From (7) Cov(z_{t-2},\varepsilon _{t-2})=\sigma ^{2} and from (9) Cov(z_{t-1},\varepsilon _{t-2})=(\alpha +\theta )\sigma ^{2}.

From (3) Cov(\varepsilon _{t},z_{t-2})=Cov(\varepsilon _{t-1},z_{t-2})=0.

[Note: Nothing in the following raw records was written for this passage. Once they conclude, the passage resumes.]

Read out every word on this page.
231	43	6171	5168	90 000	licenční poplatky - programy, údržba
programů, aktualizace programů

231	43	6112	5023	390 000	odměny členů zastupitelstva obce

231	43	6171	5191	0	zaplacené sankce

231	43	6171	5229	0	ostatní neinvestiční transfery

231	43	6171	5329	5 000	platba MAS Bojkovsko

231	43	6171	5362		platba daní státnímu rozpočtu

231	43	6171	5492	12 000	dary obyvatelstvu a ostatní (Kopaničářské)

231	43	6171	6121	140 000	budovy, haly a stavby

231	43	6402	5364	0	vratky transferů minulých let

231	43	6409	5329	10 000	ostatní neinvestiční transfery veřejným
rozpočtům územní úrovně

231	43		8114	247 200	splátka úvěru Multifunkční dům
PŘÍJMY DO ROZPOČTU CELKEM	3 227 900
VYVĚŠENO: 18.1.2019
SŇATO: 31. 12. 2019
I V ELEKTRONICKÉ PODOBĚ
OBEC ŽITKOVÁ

Using also the white noise properties and stationarity of z_{t}

Cov(z_{t},z_{t-1})=Cov(z_{t-1},z_{t-2})=\gamma _{1},

we are left with

\gamma _{1}=\alpha ^{2}\gamma _{1}+\alpha \sigma^{2}+\alpha \theta (\alpha +\theta )\sigma ^{2}+\theta \sigma ^{2}=\alpha^{2}\gamma _{1}+(1+\alpha \theta )(\alpha +\theta )\sigma ^{2}.

Hence,

\gamma _{1}=\frac{(1+\alpha \theta )(\alpha +\theta )\sigma ^{2}}{1-\alpha^{2}}

and using (8)

\rho _{0}=1, \rho _{1}=\frac{(1+\alpha \theta )(\alpha +\theta )}{1+2\alpha \theta +\theta ^{2}}.

The finish is close.

Cov(z_{t},z_{t-2})=Cov(\gamma +\alpha z_{t-1}+\varepsilon _{t}+\theta\varepsilon _{t-1},\gamma +\alpha z_{t-3}+\varepsilon _{t-2}+\theta\varepsilon _{t-3})= =\alpha ^{2}Cov(z_{t-1},z_{t-3})+\alpha Cov(z_{t-1},\varepsilon_{t-2})+\alpha \theta Cov(z_{t-1},\varepsilon _{t-3})+ +\alpha Cov(\varepsilon _{t},z_{t-3})+Cov(\varepsilon _{t},\varepsilon_{t-2})+\theta Cov(\varepsilon _{t},\varepsilon _{t-3})+ +\theta \alpha Cov(\varepsilon _{t-1},z_{t-3})+\theta Cov(\varepsilon_{t-1},\varepsilon _{t-2})+\theta ^{2}Cov(\varepsilon _{t-1},\varepsilon_{t-3}).

This simplifies to

(10) Cov(z_{t},z_{t-2})=\alpha ^{2}Cov(z_{t-1},z_{t-3})+\alpha (\alpha+\theta )\sigma ^{2}+\alpha \theta Cov(z_{t-1},\varepsilon _{t-3}).

By (7)

Cov(z_{t-1},\varepsilon _{t-3})=Cov(\gamma +\alpha z_{t-2}+\varepsilon_{t-1}+\theta \varepsilon _{t-2},\varepsilon _{t-3})=\alpha Cov(z_{t-2},\varepsilon _{t-3})= =\alpha Cov(\gamma +\alpha z_{t-3}+\varepsilon _{t-2}+\theta \varepsilon_{t-3},\varepsilon _{t-3})=\alpha \sigma ^{2}+\alpha \theta \sigma ^{2}=\alpha (1+\theta )\sigma ^{2}.

Finally, using (10)

\gamma _{2}=\alpha ^{2}\gamma _{2}+\alpha (\alpha +\theta )\sigma^{2}+\alpha^2 \theta (1 +\theta )\sigma ^{2}=\alpha ^{2}\gamma_{2}+\alpha\sigma^2 (\alpha +\theta +\alpha\theta +\alpha\theta^2)\sigma ^{2}, \gamma _{2}=\frac{\alpha\sigma^2 (\alpha +\theta +\alpha\theta +\alpha\theta^2)\sigma ^{2}}{1-\alpha^{2}}, \rho _{2}=\frac{\alpha\sigma^2 (\alpha +\theta +\alpha\theta +\alpha\theta^2)}{1+2\alpha \theta+\theta ^{2}}.

A couple of errors have been corrected on June 22, 2021. Hope this is final.